Tefillah: Prayer. Literally, to self-judge. This understanding is demonstrated in Yeshua’s parable of the Pharisee and Publican prayers (Luke 18:9-14). God is not Santa Claus. We aren’t making a list of wishes and then getting what we want even if we were horrible. When you go before God, judge yourself, be honest with him and yourself. You will then teshuvah to him. If that is always how you pray every day, then when you appear before him on Judgement Day (which is the Day of Atonement), you will be clean.
Tevilah: Wash. To immerse. This denotes the act of what we commonly call baptism, from the Greek, meaning to immerse. Same meaning, different languages. Tevilah is the act of baptism, and is interesting because of it’s close connection to the word tefillah, and even related to teshuvah. Thus showing that when you tefillah (judge yourself), you will realize your sin and will desire to teshuvah (return to God), and will then tevilah (wash, baptize yourself) out of the desire to be clean, which is all made possible by the kippur, wherein those prior sins are covered and you are bought back from the devil.
Mikvah: This refers to the water with which you tevilah in. Literally, a pool of water. This word is interesting because of it’s close association to the Hebrew word for hope. This is fitting, as being baptized (or mikvah’ed or tevilah’ed) is an act of hope, with a promise from God you will be clean.
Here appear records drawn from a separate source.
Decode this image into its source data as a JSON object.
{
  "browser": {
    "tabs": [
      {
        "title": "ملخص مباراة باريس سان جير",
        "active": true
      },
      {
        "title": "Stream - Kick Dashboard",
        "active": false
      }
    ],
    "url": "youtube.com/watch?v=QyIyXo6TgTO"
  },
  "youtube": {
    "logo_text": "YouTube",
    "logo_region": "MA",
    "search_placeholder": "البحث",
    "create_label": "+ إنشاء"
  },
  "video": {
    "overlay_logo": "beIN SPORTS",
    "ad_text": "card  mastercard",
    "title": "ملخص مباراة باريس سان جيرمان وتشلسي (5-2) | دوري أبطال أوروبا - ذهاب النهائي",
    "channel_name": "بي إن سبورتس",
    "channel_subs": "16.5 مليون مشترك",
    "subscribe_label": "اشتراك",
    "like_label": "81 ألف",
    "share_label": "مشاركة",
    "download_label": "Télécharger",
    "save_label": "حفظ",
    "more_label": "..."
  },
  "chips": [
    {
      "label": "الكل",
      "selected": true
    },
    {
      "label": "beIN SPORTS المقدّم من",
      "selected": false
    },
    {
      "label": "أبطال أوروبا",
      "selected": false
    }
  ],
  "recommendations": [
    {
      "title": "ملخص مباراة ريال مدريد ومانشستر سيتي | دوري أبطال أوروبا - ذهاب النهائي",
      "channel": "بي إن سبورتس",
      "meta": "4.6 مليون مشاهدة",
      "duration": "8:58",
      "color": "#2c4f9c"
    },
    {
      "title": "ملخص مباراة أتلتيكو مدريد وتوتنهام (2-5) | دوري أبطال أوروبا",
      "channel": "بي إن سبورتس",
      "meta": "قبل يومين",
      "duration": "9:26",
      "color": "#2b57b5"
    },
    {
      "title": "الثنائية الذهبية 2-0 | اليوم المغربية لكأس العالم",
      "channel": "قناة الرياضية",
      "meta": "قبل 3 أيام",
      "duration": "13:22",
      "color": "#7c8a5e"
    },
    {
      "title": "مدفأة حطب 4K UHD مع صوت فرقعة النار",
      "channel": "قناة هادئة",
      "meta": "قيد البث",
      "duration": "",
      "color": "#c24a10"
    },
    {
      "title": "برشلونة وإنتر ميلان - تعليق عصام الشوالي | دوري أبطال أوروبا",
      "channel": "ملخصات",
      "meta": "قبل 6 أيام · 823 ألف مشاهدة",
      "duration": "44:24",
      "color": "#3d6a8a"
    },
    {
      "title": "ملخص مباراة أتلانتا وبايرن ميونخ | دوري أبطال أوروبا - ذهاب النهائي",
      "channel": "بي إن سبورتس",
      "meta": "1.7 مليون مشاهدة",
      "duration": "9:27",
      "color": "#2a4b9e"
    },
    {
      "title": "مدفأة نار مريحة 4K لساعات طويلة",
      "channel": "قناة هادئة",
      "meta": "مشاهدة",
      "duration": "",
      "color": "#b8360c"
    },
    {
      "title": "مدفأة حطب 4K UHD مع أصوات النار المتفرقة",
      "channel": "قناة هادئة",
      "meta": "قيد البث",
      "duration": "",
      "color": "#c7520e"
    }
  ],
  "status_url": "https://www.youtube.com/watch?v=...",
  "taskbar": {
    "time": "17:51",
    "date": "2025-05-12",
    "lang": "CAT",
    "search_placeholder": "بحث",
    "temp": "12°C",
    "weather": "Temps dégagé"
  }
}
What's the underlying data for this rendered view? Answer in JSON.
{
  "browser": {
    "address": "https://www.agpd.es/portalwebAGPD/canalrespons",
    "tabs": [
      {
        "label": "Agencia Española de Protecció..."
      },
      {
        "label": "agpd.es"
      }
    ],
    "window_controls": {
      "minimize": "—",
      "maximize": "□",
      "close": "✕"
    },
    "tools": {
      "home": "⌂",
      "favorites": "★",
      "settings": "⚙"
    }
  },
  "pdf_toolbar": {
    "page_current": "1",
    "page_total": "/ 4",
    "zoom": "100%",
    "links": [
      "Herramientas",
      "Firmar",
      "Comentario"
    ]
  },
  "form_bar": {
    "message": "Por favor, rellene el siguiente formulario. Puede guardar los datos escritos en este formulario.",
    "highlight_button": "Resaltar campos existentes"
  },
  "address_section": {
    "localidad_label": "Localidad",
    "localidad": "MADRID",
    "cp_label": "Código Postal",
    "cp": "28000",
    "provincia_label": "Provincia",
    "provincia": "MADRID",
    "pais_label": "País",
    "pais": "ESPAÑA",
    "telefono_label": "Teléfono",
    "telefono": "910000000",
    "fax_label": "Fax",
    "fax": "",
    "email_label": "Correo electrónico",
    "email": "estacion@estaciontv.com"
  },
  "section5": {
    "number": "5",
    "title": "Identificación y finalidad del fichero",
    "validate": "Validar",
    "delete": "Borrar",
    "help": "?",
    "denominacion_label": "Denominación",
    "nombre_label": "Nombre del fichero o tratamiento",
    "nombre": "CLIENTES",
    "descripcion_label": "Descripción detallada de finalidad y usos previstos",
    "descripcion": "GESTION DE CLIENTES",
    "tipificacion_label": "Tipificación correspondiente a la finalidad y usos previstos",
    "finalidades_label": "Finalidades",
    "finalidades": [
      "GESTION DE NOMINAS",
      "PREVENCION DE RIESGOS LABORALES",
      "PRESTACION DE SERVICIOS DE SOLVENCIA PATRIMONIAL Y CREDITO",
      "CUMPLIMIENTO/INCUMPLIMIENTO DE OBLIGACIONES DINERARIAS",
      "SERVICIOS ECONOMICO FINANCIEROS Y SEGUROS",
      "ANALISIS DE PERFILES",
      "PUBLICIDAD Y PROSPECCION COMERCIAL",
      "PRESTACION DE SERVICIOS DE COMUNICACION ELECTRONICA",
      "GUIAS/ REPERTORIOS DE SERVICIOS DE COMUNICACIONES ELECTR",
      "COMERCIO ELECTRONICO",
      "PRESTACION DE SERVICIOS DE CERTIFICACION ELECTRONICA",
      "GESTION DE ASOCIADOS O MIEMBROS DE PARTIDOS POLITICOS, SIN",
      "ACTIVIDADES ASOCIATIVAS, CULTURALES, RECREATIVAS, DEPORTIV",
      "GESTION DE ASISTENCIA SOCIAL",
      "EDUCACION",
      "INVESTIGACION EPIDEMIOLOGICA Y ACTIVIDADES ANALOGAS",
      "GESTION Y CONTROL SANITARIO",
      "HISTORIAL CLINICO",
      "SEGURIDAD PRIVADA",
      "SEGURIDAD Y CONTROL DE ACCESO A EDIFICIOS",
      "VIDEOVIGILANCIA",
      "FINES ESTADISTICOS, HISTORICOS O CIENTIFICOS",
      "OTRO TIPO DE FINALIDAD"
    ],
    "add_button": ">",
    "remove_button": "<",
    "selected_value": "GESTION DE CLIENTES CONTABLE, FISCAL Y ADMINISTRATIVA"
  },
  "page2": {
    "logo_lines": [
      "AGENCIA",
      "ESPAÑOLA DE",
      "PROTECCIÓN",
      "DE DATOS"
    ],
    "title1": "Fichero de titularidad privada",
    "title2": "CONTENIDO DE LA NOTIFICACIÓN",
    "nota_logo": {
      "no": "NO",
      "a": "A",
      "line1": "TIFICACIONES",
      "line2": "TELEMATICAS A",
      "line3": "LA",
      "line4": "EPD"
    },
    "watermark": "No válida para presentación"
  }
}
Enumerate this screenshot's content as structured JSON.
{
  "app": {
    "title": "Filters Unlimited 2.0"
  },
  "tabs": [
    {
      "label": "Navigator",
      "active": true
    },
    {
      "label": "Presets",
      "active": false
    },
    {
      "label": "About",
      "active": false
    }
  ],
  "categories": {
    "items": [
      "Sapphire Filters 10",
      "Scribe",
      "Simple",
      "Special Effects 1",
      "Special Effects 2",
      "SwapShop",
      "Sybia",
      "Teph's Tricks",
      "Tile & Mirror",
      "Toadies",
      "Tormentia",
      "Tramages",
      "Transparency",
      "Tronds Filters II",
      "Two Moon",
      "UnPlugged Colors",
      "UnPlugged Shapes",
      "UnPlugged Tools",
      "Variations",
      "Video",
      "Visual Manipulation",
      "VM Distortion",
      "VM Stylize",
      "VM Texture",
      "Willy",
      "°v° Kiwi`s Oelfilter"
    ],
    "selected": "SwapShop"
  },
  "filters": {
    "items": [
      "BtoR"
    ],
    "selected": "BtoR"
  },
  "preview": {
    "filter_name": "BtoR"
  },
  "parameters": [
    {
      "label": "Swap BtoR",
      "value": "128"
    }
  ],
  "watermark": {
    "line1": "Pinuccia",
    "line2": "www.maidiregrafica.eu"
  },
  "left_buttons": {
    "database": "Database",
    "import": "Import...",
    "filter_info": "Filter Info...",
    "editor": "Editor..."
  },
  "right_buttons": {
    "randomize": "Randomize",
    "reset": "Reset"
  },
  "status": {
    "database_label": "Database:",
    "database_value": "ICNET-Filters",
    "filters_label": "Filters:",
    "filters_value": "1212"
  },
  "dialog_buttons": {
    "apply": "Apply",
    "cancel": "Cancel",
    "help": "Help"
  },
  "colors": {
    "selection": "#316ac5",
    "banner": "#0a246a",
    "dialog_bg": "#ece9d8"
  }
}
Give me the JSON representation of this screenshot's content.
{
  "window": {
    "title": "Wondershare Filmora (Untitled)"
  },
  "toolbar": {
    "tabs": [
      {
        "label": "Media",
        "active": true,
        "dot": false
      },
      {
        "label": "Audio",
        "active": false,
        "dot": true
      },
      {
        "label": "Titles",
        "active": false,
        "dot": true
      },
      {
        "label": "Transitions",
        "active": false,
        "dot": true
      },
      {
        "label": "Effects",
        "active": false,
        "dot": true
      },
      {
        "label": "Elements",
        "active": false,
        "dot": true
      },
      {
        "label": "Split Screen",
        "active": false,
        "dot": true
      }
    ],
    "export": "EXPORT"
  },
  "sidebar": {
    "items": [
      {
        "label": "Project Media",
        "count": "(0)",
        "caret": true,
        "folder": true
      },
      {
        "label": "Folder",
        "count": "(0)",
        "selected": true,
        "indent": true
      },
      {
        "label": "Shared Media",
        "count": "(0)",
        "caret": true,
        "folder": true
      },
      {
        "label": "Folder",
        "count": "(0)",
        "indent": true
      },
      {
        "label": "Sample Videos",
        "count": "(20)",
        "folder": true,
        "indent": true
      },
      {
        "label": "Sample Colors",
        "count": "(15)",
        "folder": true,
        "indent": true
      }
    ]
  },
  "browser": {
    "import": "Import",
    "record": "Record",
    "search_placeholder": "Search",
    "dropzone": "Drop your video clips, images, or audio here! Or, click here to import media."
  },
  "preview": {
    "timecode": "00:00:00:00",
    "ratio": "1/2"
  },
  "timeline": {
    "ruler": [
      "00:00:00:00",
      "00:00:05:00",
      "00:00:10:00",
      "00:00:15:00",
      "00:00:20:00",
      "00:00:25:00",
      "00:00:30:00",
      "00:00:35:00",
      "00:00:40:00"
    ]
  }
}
Jeremiah 17:13 is translated as calling Yehovah the “hope of Israel”, but the word hope in this passage, is literally “mikvah”. Yehovah is the “mikvah (hope)” of Israel, for it is he who cleanses us and allows us to be born anew.
Tzedekah: Refers to charity, but literally means, righteousness. This is the end result of going through teshuvah though tefillah, doing the tevilah in the mikvah, by relying on Yeshua, and the kippur he made possible, by which we become tzedekah. To be righteous is to keep the commandments. The self-righteous are those who claim to keep the commandments, and may do many outwardly, but inwardly and in secret, they sin unrepentantly. It also designates those who seek to rely upon their own righteousness, instead of Christ’s atonement. The truly righteous, are those who keep all of the commandments they know, yet still understand it is only through Christ they are saved.
And now I’ll really end. You cannot understand scripture properly unless you understand Torah. You cannot read the back of the book and the sequels, without reading the front of the book. It just doesn’t make all that much sense. Seek after God, love his truth above all else, and he will reveal himself you in his own way and in his own time. Amen.